When I told Mochizuki I had something to look up, it was pretty much the truth. The part that wasn’t included in that “pretty much” was the faint hope that Mei might be there. But that hope was not realized.

There were no students there. The only person in the ancient library was the librarian, Chibiki.

“Here’s a face I’ve seen before.”

He spoke to me from behind the counter-style table that was set up in one corner. Today, again, he was tricked out in all black, his hair, sprinkled with white, as straw-like as ever. He fixed his eyes on me through the lenses of his homely black-rimmed glasses.

“Sakakibara, the transfer student.”

He spoke my name.

“Third-year Class 3, was it? My memory’s not as bad as all that. Why aren’t you in class?”

“It’s art, and um, the teacher is out today, so it’s a study hall.”

I told him what was going on, and the all-in-black librarian didn’t pursue it any further.

“What can I do for you?” he asked. “It’s rare that a student comes here, most days.”

“Um, there’s something I’m looking for.” Again I told him the situation.

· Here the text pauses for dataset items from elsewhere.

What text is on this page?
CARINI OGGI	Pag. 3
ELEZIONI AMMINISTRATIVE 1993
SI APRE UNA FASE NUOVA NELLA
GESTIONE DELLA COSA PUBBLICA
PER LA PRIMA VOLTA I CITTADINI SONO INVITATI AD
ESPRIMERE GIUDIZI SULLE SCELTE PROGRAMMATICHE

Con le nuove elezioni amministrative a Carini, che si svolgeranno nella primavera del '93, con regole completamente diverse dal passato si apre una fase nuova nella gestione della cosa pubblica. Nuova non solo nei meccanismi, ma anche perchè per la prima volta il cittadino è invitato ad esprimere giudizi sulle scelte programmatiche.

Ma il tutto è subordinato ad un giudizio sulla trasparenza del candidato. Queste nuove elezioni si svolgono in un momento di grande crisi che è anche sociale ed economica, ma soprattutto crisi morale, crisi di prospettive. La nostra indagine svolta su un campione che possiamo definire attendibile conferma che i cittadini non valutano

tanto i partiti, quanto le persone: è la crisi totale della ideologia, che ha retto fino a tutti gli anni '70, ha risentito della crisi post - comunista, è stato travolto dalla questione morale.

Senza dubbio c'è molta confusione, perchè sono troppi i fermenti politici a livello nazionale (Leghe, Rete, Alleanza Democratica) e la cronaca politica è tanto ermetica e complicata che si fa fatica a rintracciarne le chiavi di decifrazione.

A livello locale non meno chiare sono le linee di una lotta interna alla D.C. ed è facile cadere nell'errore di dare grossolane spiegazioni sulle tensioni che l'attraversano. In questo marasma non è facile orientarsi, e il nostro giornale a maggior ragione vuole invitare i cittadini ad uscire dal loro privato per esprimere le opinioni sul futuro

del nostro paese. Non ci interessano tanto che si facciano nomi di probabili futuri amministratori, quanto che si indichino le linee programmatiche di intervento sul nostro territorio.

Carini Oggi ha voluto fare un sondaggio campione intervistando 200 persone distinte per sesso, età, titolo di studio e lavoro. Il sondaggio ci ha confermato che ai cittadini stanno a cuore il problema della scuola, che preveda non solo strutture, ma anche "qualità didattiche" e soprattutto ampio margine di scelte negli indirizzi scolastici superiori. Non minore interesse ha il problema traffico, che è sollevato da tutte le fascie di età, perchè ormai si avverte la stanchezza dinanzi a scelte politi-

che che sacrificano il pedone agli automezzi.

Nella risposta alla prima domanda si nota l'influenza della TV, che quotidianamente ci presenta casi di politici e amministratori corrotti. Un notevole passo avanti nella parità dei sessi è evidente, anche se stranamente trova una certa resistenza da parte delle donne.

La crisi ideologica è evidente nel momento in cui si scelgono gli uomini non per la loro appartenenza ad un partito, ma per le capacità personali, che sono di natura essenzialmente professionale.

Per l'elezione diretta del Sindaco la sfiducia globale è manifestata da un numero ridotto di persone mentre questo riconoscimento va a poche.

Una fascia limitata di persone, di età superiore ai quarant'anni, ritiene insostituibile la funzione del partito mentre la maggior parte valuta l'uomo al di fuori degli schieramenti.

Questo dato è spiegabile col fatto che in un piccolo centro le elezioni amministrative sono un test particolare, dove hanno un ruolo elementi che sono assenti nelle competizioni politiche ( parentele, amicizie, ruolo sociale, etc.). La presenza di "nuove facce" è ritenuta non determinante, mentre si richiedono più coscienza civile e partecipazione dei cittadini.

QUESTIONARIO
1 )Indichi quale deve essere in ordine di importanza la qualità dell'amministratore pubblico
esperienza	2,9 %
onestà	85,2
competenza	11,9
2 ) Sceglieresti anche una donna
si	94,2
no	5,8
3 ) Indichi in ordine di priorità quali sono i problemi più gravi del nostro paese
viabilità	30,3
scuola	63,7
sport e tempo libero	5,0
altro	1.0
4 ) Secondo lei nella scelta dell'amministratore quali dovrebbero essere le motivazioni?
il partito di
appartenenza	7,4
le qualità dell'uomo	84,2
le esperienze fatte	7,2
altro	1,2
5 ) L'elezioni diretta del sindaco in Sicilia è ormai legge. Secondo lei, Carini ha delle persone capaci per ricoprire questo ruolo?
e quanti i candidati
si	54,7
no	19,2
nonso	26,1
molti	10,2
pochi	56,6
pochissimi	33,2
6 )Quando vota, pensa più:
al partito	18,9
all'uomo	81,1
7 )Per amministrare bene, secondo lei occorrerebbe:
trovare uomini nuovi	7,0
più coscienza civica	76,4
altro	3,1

I walked slowly up to the counter where he sat, then asked him, “Do you have old yearbooks here?”

“Oho, yearbooks, is it? We have a full set of them.”

“Can people look at them?”

“They can.”

“Then, uh…”

“I believe they’re over there.”

At long last he stood up and extended an arm in front of him. He was pointing at the bookcases covering the wall shared with the hallway, to the right of the entrance.

“They’re on that shelf, second from the inside, I think. Somewhere around there. You probably won’t need a step stool, with your height.”

“Okay, thank you.”

“What year are you looking for?”

“Well…” I faltered just a little. “From twenty-six years ago…the one from 1972.”

“Seventy-two?”

The librarian’s brows knit sharply and he looked straight into my face.

“Why would you want to see that?”

“Well, actually…”

I did everything I could to regain my equilibrium and struggled to give a harmless answer.